Marshall McLann paced anxiously outside the doors to the courtroom. As the defense lawyer in the upcoming murder trial, he felt somewhat prepared, but he could never seem to get a jury to agree with his point of view, no matter what it was.

In this case, nearly all of the evidence implicating professor Scott Miller in the murder of Nancy Bordon, a fellow teacher, was circumstantial. Marshall had a sinking feeling in the pit of his stomach that, due to his bad luck with juries, Miller was pretty much doomed from the start.

He snuck a peek into the witness room a a young Indian woman slipped in. She was one of the witnesses for the prosecution - one of the EMTs on scene when Bordon's body was discovered. The only other two witnesses in the room so far were a burly police officer who had also been one of the first responders and an elderly physician who had tried to save Bordon's life after she was rushed to the hospital.

Marshall opened his briefcase, pulling out a folder and staring at a picture of the grisly scene where Bordon was found. Her beaten and mutilated body was strewn across the crisp orange and brown leaves like so much garbage. He sighed under his breath, steeling himself for a long, uphill battle.
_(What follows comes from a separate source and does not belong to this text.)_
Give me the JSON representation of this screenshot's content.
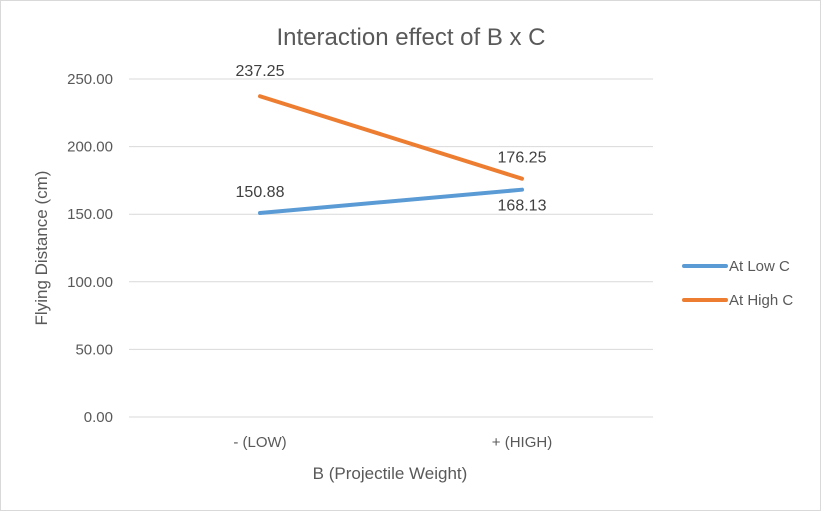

Finally the courtroom doors swung reluctantly open with an ominous creek, and Marshall looked up. His attention was only barely captured by the sight of the defendant being led in, handcuffed between two guards who dwarfed the man in the middle. Instead he focused on what lay directly ahead of him, as though daring him to enter the room and even try to get Miller acquitted - the judge's seat. Judge Huron, as per Marshall's luck, was known for being strict and unusually bad-tempered.

Steeling himself one final time, Marshall ignored the stares of the others in the room and marched solemnly to his place in the front. It was time.